Amino acid-deriving chiral polymers with potential for biotechnological applications

Polyamidoamines (PAAs) represent a well-known family of soluble synthetic functional polymers with a recognized potential for biotechnological applications. PAAs are obtained by stepwise Michael-type polyaddition of prim-monoamines or sec-diamines with bisacrylamides. The reaction occurs in aqueous solution at pH = 8–9 and at room temperature. By using α-amino acids as monomers, poly(amidoaminoacid)s (PAACs) are obtained. PAACs maintain the chirality and the amphoteric properties of the starting monomers. In previous works, the PAAC obtained from the reaction of L-arginine and N,N’-methylenebisacrylamide, proved highly citycompatible with IC50 ≥ 8 mg/mL.[1] Cell internalization studies in Balb/3T3 cells demonstrated its preferential localization in the perinuclear region. Amphoteric PAAC isomers, named (D)-,(L)- and (D,L)-ARGO7, were synthesized at 50°C with 58% yield, Mn = 8500 and PDI = 1.40. Their β corrected pKa1 (COOH) and pKa2 (main chain tert-amine) values were evaluated using the modified Henderson-Hasselbach equation.
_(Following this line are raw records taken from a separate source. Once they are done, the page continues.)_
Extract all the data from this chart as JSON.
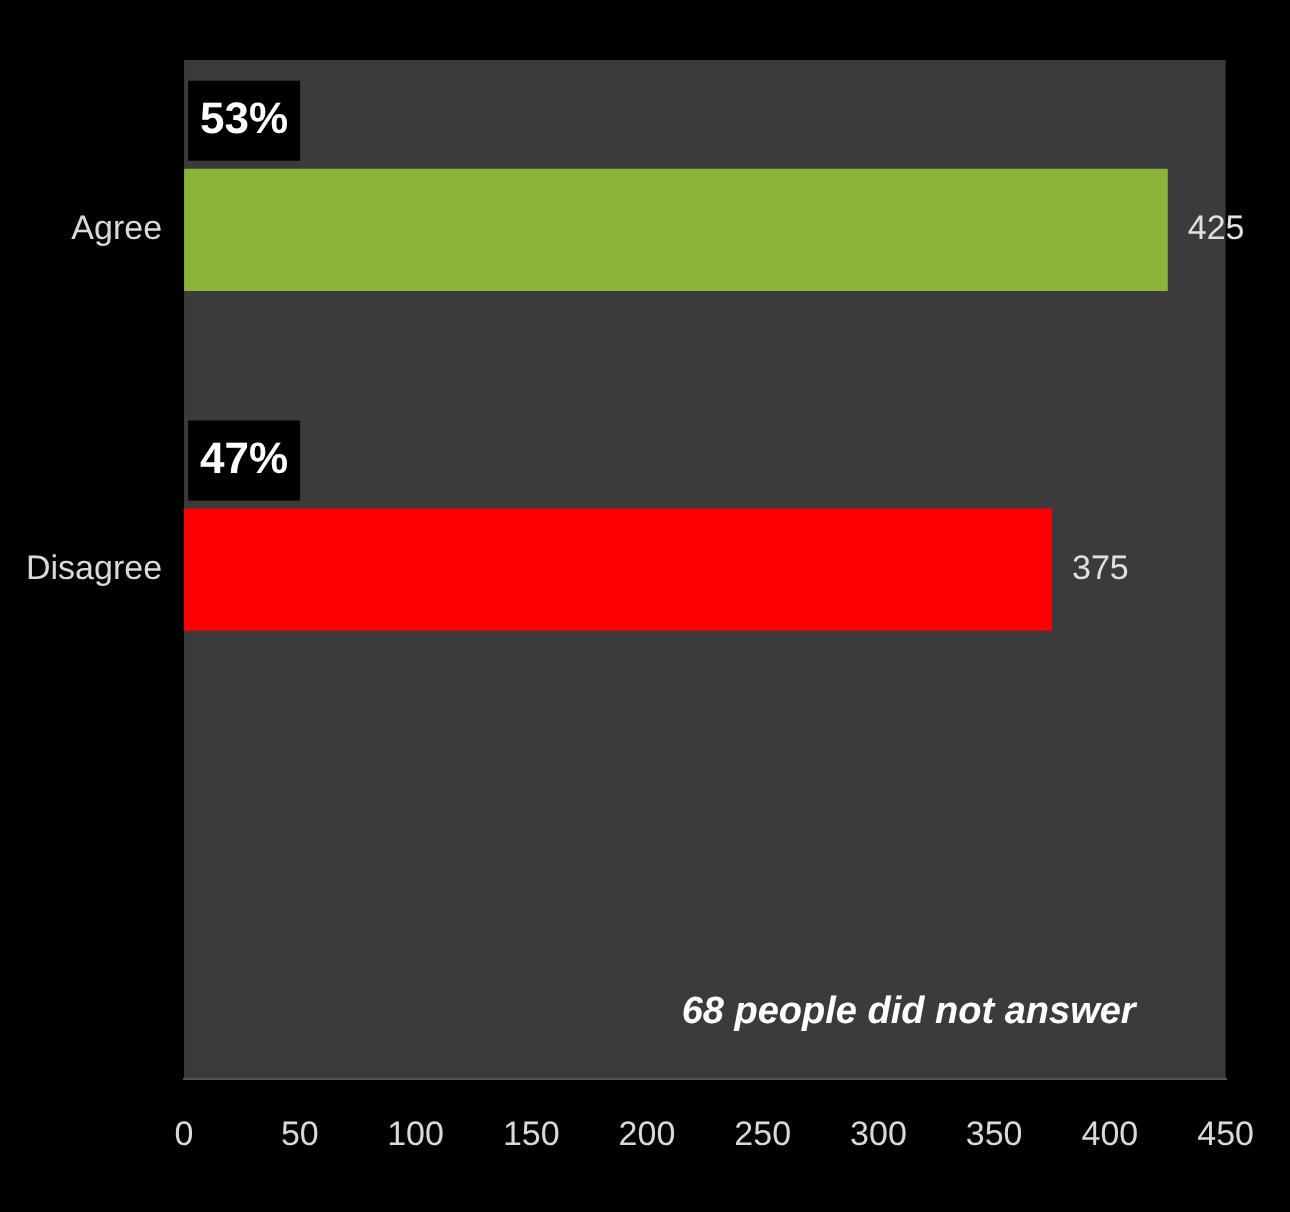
{
  "chart_data": {
    "type": "bar",
    "orientation": "horizontal",
    "categories": [
      "Agree",
      "Disagree",
      null
    ],
    "values": [
      425,
      375,
      null
    ],
    "colors": [
      "#8db33a",
      "#ff0000",
      "#000000"
    ],
    "xlim": [
      0,
      450
    ],
    "xticks": [
      0,
      50,
      100,
      150,
      200,
      250,
      300,
      350,
      400,
      450
    ],
    "grid": false,
    "legend": false,
    "data_labels": true,
    "annotations": [
      {
        "text": "53%",
        "x": 0,
        "y": "Agree"
      },
      {
        "text": "47%",
        "x": 0,
        "y": "Disagree"
      },
      "68 people did not answer"
    ]
  }
}
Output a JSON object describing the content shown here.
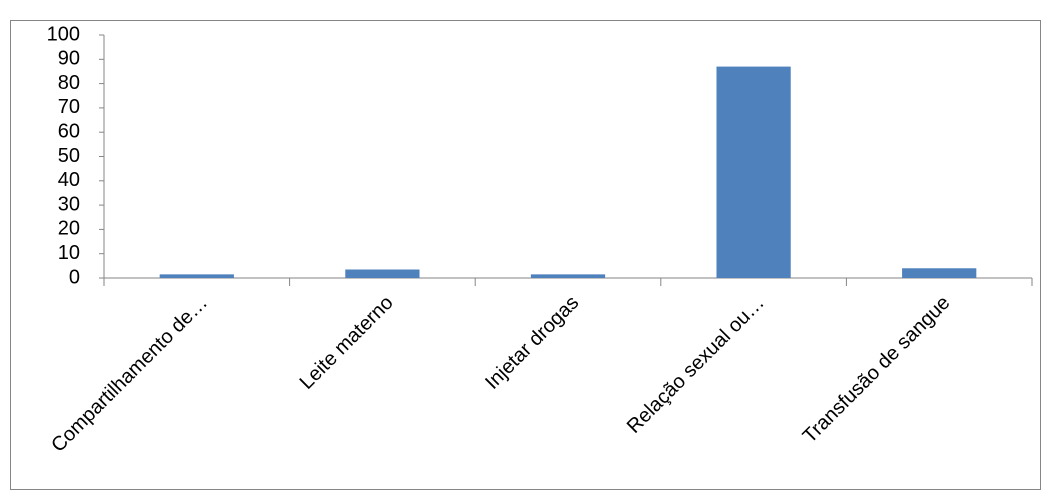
{
  "chart_data": {
    "type": "bar",
    "categories": [
      "Compartilhamento de…",
      "Leite materno",
      "Injetar drogas",
      "Relação sexual ou…",
      "Transfusão de sangue"
    ],
    "values": [
      1.5,
      3.5,
      1.5,
      87,
      4
    ],
    "color": "#4f81bd",
    "ylim": [
      0,
      100
    ],
    "yticks": [
      0,
      10,
      20,
      30,
      40,
      50,
      60,
      70,
      80,
      90,
      100
    ],
    "grid": false
  }
}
Both β constants indicate deviation from the ideal behaviour, more pronounced for the carboxyl group. ARGO7 species distribution indicated isolectric point ≈10 and +0.25 net average charges per repeating unit at pH 7.4. The secondary structure in aqueous solution was studied by recording ARGO7 circular dichroism (CD) spectra at different pH values. Spectra showed pH-dependent bands in the 200-340 nm region with maximum values at 280 nm and strong absorption at pH>6.5. The (D)- and (L)- isomers had mirror-like CD spectra. The pH-dependent conformation and the high cytocompatibility of ARGO7 polymers let envisage a potential for stereochemical-governed intracellular localization and interactions with biocell components.